I have to admit, it was a bit of a shock when I first moved in. I went from my own room, living at home with just my parents, to sharing a living space with six other people and my bedroom with one other person. I wasn’t used to the idea of having to stagger shower times and work your morning and night schedule around another person’s. And what happens when those awkward moments pop up that you’d never really considered before? What happens when I go to take a shower for the first time and I want to listen to music, but I’m too worried they’ll judge my taste in music or hear me subconsciously sing alone? What if I have to stay up late and work on homework, but my roommate needs to sleep? I’m usually up late doing work or watching something every night of the week, how do I do that when I’m sharing a bedroom with someone else? What if I’m really upset about something, but I’m too afraid to get emotional in front of these people I just met? Before moving in, my mind was constantly filled with questions like these, and they didn’t go away for a while even after I moved in. 
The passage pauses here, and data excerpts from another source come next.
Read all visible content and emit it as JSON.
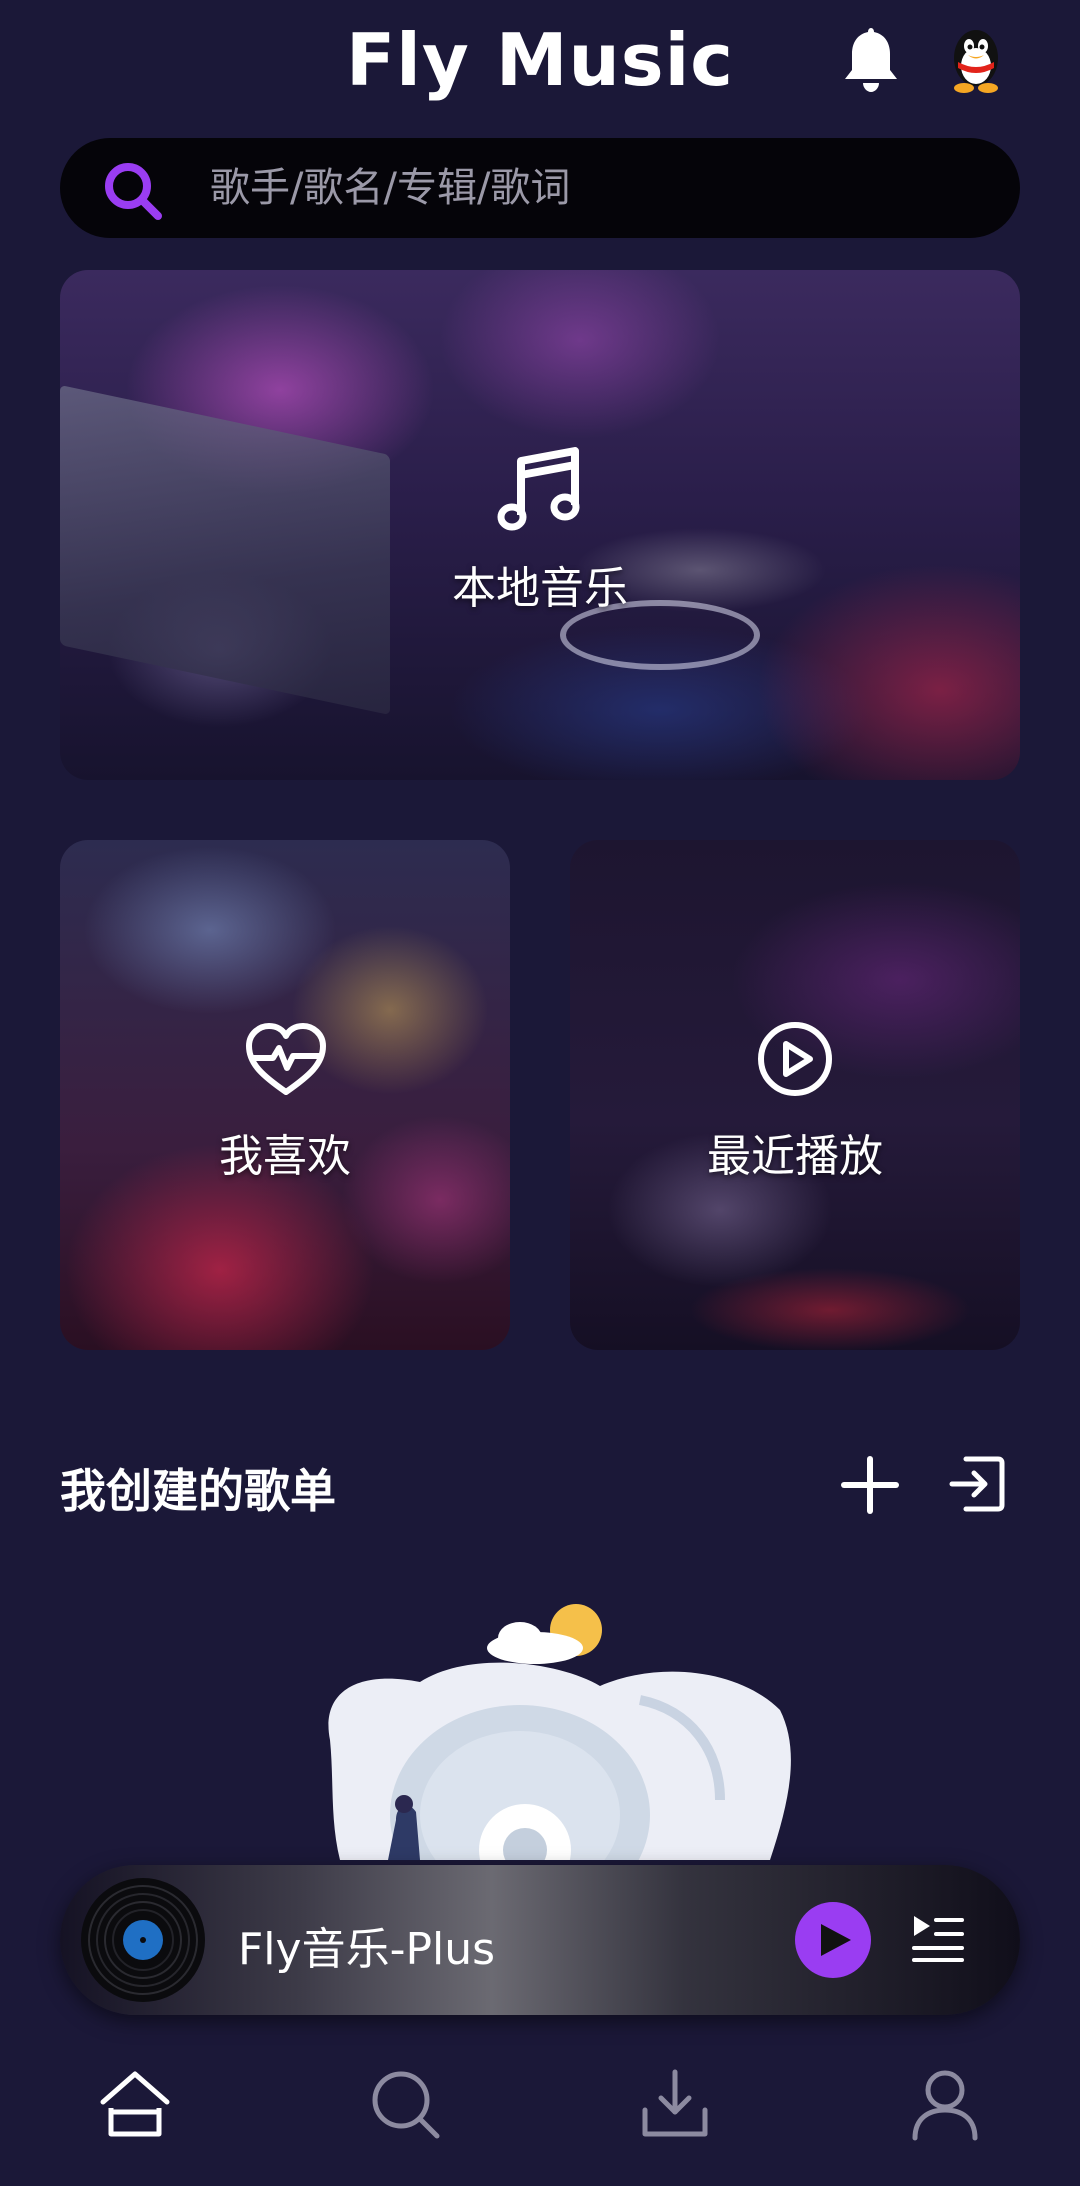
{
  "header": {
    "title": "Fly Music",
    "bell_icon": "bell-icon",
    "avatar_icon": "penguin-avatar"
  },
  "search": {
    "placeholder": "歌手/歌名/专辑/歌词",
    "value": "",
    "icon": "search-icon",
    "accent": "#9a3df2"
  },
  "cards": {
    "local": {
      "label": "本地音乐",
      "icon": "music-note-icon"
    },
    "favorite": {
      "label": "我喜欢",
      "icon": "heart-pulse-icon"
    },
    "recent": {
      "label": "最近播放",
      "icon": "play-circle-icon"
    }
  },
  "playlists": {
    "title": "我创建的歌单",
    "add_icon": "plus-icon",
    "import_icon": "import-icon"
  },
  "player": {
    "title": "Fly音乐-Plus",
    "state": "paused",
    "disc_icon": "vinyl-disc-icon",
    "play_icon": "play-icon",
    "queue_icon": "playlist-queue-icon",
    "accent": "#9a3df2"
  },
  "tabbar": {
    "items": [
      {
        "name": "home",
        "icon": "home-icon",
        "active": true
      },
      {
        "name": "search",
        "icon": "search-icon",
        "active": false
      },
      {
        "name": "download",
        "icon": "download-icon",
        "active": false
      },
      {
        "name": "profile",
        "icon": "user-icon",
        "active": false
      }
    ]
  },
  "colors": {
    "background": "#1b1838",
    "search_bg": "#050409",
    "active_tab": "#ffffff",
    "inactive_tab": "#8c8aa0"
  }
}
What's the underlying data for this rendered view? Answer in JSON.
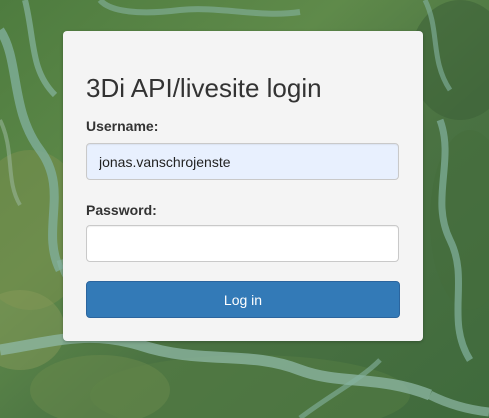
{
  "background": {
    "description_icon": "satellite-map-background"
  },
  "login": {
    "title": "3Di API/livesite login",
    "username_label": "Username:",
    "username_value": "jonas.vanschrojenste",
    "password_label": "Password:",
    "password_value": "",
    "submit_label": "Log in"
  },
  "colors": {
    "panel_bg": "#f4f4f4",
    "primary_button": "#337ab7",
    "autofill_bg": "#e8f0fe",
    "text": "#333333"
  }
}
Thankfully, I’ve been so lucky to be living with an entire suite full of girls that are some of the most courteous, giving and kind people I’ve ever met. I’ve discovered that they will listen to the music you play while you’re in the shower, but once you get out they’ll tell you how much they liked that one song or how much they all enjoy listening to you sing along to the words. I also know now that I still am going to be up late nearly every night doing homework, but more than half of the time my roommates will be too, and we’ll all be struggling through it together with fresh cups of coffee and constant support. There are definitely going to be (and have already been) plenty of times where you just need a good cry, and they aren’t going to judge you. They’ll come to your door with Excedrin for your headache and chocolate to help you feel better. While it can be confusing to first navigate how to decide when everyone is taking their shower and where you can go to have a phone conversation without disturbing everyone else you live with, all of these troubles end up leading to a better connection with the people you live with. I will admit, I was extremely apprehensive about living with this many people and making friends with them while still trying to be a good roommate. Yet, now I find myself looking forward to all the late nights we spend together stressing out over assignments, playing board games, and most importantly, all the times they prove to me that living with people who care about you is always better than living alone.